L'argent, nerf de la guerre

Décryptage 2 reviendra sur le traitement médiatique du conflit, mais pas seulement. Ce second volet, sous-titré A la vie, aura une vision bien plus large : essayer de comprendre comment Israël a pu se reconstruire après 2 000 ans. Une façon aussi de contrer l'Iranien Ahmadinejad qui affirme que l'Etat juif doit son existence à un cadeau de l'ONU après la Shoah. Triosième point abordé par le documentaire : expliquer haut et fort que ceux qui menacent Israël menacent aussi les libertés occidentales. « Israël est la première ligne de front et ensuite il y en a une deuxième avec le terrorisme international qu'on a pu voir à Londres et Madrid. »

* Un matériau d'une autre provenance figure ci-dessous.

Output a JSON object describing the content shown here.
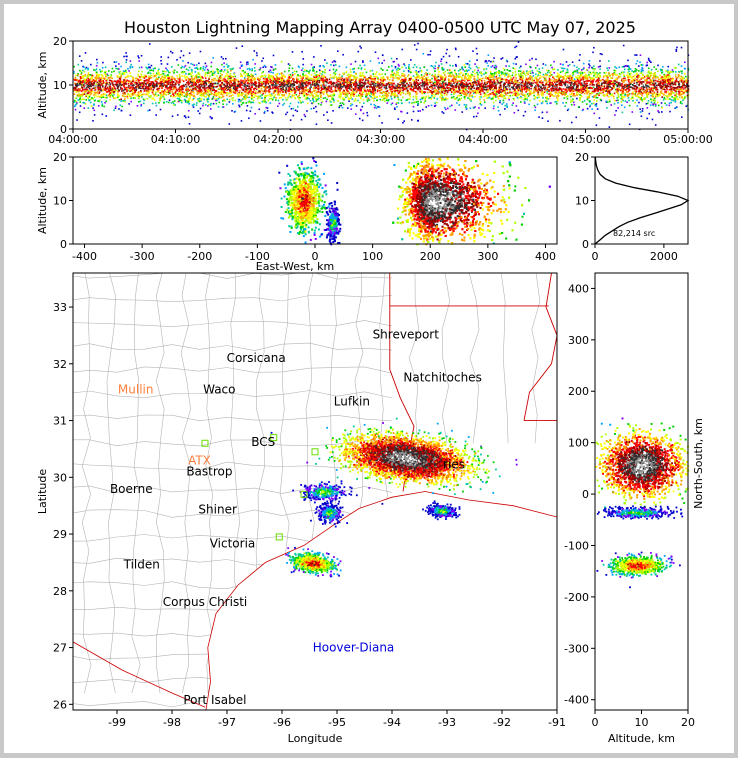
{
  "title": "Houston Lightning Mapping Array 0400-0500 UTC May 07, 2025",
  "colors": {
    "density_scale": [
      "#0000cc",
      "#7f00ff",
      "#00a0ff",
      "#00c8a0",
      "#00d000",
      "#b0ff00",
      "#ffff00",
      "#ff9c00",
      "#ff0000",
      "#990000",
      "#303030",
      "#909090",
      "#ffffff"
    ],
    "border_state": "#cc0000",
    "border_county": "#b4b4b4",
    "network_site": "#66dd00",
    "label_orange": "#ff7f3c",
    "label_blue": "#0000dd",
    "label_black": "#000000"
  },
  "chart_data": [
    {
      "id": "time-altitude",
      "type": "heatmap",
      "ylabel": "Altitude, km",
      "ylim": [
        0,
        20
      ],
      "yticks": [
        "0",
        "10",
        "20"
      ],
      "xlim": [
        "04:00:00",
        "05:00:00"
      ],
      "xticks": [
        "04:00:00",
        "04:10:00",
        "04:20:00",
        "04:30:00",
        "04:40:00",
        "04:50:00",
        "05:00:00"
      ],
      "density_band": {
        "altitude_center_km": 10,
        "core_altitude_km": [
          8,
          12
        ],
        "extent_km": [
          2,
          18
        ]
      }
    },
    {
      "id": "ew-altitude",
      "type": "heatmap",
      "xlabel": "East-West, km",
      "ylabel": "Altitude, km",
      "xlim": [
        -420,
        420
      ],
      "xticks": [
        "-400",
        "-300",
        "-200",
        "-100",
        "0",
        "100",
        "200",
        "300",
        "400"
      ],
      "ylim": [
        0,
        20
      ],
      "yticks": [
        "0",
        "10",
        "20"
      ],
      "clusters": [
        {
          "x_range": [
            -50,
            10
          ],
          "altitude_range": [
            3,
            18
          ],
          "peak_altitude": 10,
          "peak": "medium"
        },
        {
          "x_range": [
            20,
            40
          ],
          "altitude_range": [
            2,
            10
          ],
          "peak_altitude": 5,
          "peak": "low"
        },
        {
          "x_range": [
            100,
            310
          ],
          "altitude_range": [
            1,
            20
          ],
          "peak_altitude": 10,
          "peak": "high"
        }
      ]
    },
    {
      "id": "altitude-histogram",
      "type": "line",
      "xlim": [
        0,
        2700
      ],
      "xticks": [
        "0",
        "2000"
      ],
      "ylim": [
        0,
        20
      ],
      "yticks": [
        "0",
        "10",
        "20"
      ],
      "annotation": "82,214 src",
      "points": [
        [
          0,
          0
        ],
        [
          150,
          1
        ],
        [
          300,
          2
        ],
        [
          500,
          3
        ],
        [
          700,
          4
        ],
        [
          950,
          5
        ],
        [
          1300,
          6
        ],
        [
          1700,
          7
        ],
        [
          2100,
          8
        ],
        [
          2500,
          9
        ],
        [
          2700,
          10
        ],
        [
          2400,
          11
        ],
        [
          1800,
          12
        ],
        [
          1100,
          13
        ],
        [
          600,
          14
        ],
        [
          300,
          15
        ],
        [
          150,
          16
        ],
        [
          80,
          17
        ],
        [
          40,
          18
        ],
        [
          20,
          19
        ],
        [
          10,
          20
        ]
      ]
    },
    {
      "id": "plan-view-map",
      "type": "heatmap",
      "xlabel": "Longitude",
      "ylabel": "Latitude",
      "xlim": [
        -99.8,
        -91
      ],
      "xticks": [
        "-99",
        "-98",
        "-97",
        "-96",
        "-95",
        "-94",
        "-93",
        "-92",
        "-91"
      ],
      "ylim": [
        25.9,
        33.6
      ],
      "yticks": [
        "26",
        "27",
        "28",
        "29",
        "30",
        "31",
        "32",
        "33"
      ],
      "places": [
        {
          "name": "Shreveport",
          "lon": -93.75,
          "lat": 32.52,
          "color": "label_black"
        },
        {
          "name": "Corsicana",
          "lon": -96.47,
          "lat": 32.1,
          "color": "label_black"
        },
        {
          "name": "Natchitoches",
          "lon": -93.08,
          "lat": 31.76,
          "color": "label_black"
        },
        {
          "name": "Mullin",
          "lon": -98.66,
          "lat": 31.55,
          "color": "label_orange"
        },
        {
          "name": "Waco",
          "lon": -97.14,
          "lat": 31.55,
          "color": "label_black"
        },
        {
          "name": "Lufkin",
          "lon": -94.73,
          "lat": 31.34,
          "color": "label_black"
        },
        {
          "name": "BCS",
          "lon": -96.34,
          "lat": 30.62,
          "color": "label_black"
        },
        {
          "name": "ATX",
          "lon": -97.5,
          "lat": 30.3,
          "color": "label_orange"
        },
        {
          "name": "Bastrop",
          "lon": -97.32,
          "lat": 30.1,
          "color": "label_black"
        },
        {
          "name": "Boerne",
          "lon": -98.74,
          "lat": 29.79,
          "color": "label_black"
        },
        {
          "name": "Shiner",
          "lon": -97.17,
          "lat": 29.43,
          "color": "label_black"
        },
        {
          "name": "Victoria",
          "lon": -96.9,
          "lat": 28.83,
          "color": "label_black"
        },
        {
          "name": "Tilden",
          "lon": -98.55,
          "lat": 28.46,
          "color": "label_black"
        },
        {
          "name": "Corpus Christi",
          "lon": -97.4,
          "lat": 27.8,
          "color": "label_black"
        },
        {
          "name": "Hoover-Diana",
          "lon": -94.7,
          "lat": 27.0,
          "color": "label_blue"
        },
        {
          "name": "Port Isabel",
          "lon": -97.22,
          "lat": 26.08,
          "color": "label_black"
        },
        {
          "name": "Lake Charles",
          "lon": -93.2,
          "lat": 30.23,
          "color": "label_black"
        }
      ],
      "visible_place_labels": [
        "Shreveport",
        "Corsicana",
        "Natchitoches",
        "Mullin",
        "Waco",
        "Lufkin",
        "BCS",
        "ATX",
        "Bastrop",
        "Boerne",
        "Shiner",
        "Victoria",
        "Tilden",
        "Corpus Christi",
        "Hoover-Diana",
        "Port Isabel",
        "ries"
      ],
      "network_sites": [
        [
          -97.4,
          30.6
        ],
        [
          -96.15,
          30.7
        ],
        [
          -95.4,
          30.45
        ],
        [
          -96.05,
          28.95
        ],
        [
          -95.6,
          29.7
        ]
      ],
      "storms": [
        {
          "lon": -93.75,
          "lat": 30.35,
          "lon_span": 2.2,
          "lat_span": 0.7,
          "peak": "high",
          "angle": -20
        },
        {
          "lon": -95.45,
          "lat": 28.5,
          "lon_span": 0.8,
          "lat_span": 0.3,
          "peak": "medium",
          "angle": -25
        },
        {
          "lon": -93.1,
          "lat": 29.42,
          "lon_span": 0.5,
          "lat_span": 0.2,
          "peak": "low",
          "angle": -15
        },
        {
          "lon": -95.25,
          "lat": 29.75,
          "lon_span": 0.8,
          "lat_span": 0.3,
          "peak": "low",
          "angle": 0
        },
        {
          "lon": -95.15,
          "lat": 29.38,
          "lon_span": 0.4,
          "lat_span": 0.3,
          "peak": "low",
          "angle": 0
        }
      ]
    },
    {
      "id": "ns-altitude",
      "type": "heatmap",
      "xlabel": "Altitude, km",
      "ylabel": "North-South, km",
      "xlim": [
        0,
        20
      ],
      "xticks": [
        "0",
        "10",
        "20"
      ],
      "ylim": [
        -420,
        430
      ],
      "yticks": [
        "-400",
        "-300",
        "-200",
        "-100",
        "0",
        "100",
        "200",
        "300",
        "400"
      ],
      "clusters": [
        {
          "altitude_range": [
            1,
            20
          ],
          "y_range": [
            0,
            115
          ],
          "peak_altitude": 10,
          "peak": "high"
        },
        {
          "altitude_range": [
            2,
            17
          ],
          "y_range": [
            -45,
            -25
          ],
          "peak_altitude": 9,
          "peak": "low"
        },
        {
          "altitude_range": [
            3,
            16
          ],
          "y_range": [
            -155,
            -120
          ],
          "peak_altitude": 9,
          "peak": "medium"
        }
      ]
    }
  ]
}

Bensoussan et Tarnero attendent aujourd'hui le top départ pour s'atteler à leur documentaire de 100 minutes. Ils aimeraient démarrer cet été pour une sortie en salle en septembre 2010.
Pour l'heure, ils stockent, compilent, conservent tout ce qu'ils voient, « le film s'écrit au montage ». Reste un hic : l'aspect financier. Sur les 800 000 euros de budget nécessaires pour la réalisation du projet, seuls 500 000 ont été récoltés (pré-achats TV, avaloir distributeur). 300 000 font encore défaut. Un budget raisonnable par rapport aux 5 millions d'euros en moyenne pour les longs-métrages français, mais l'achat des droits de documents inédits coûte cher. Exit les images de l'INA (Institut national de l'audiovisuel) vues et revues sur la création d'Israël, Bensoussan veut aller chercher des pellicules couleur, inédites, de l'autre côté de l'Atlantique : les Etats-Unis tournaient déjà en 16 mm en 1948. Le tandem auteur-réalisateur compte ainsi sur les dons de particuliers, déductibles des impôts, « une façon de réaliser un acte militant de soutien à Israël ». « Celui qui investit est non seulement assuré de retrouver sa mise, mais aussi de gagner de l'argent. Le film est sûr de sortir, nous avons déjà un distributeur en France et aux Etats-Unis », note Bensoussan qui prévoit 100 000 entrées. Et pour cause, Décryptage 2 pourra bénéficier de l'énorme succès remporté par le premier volet.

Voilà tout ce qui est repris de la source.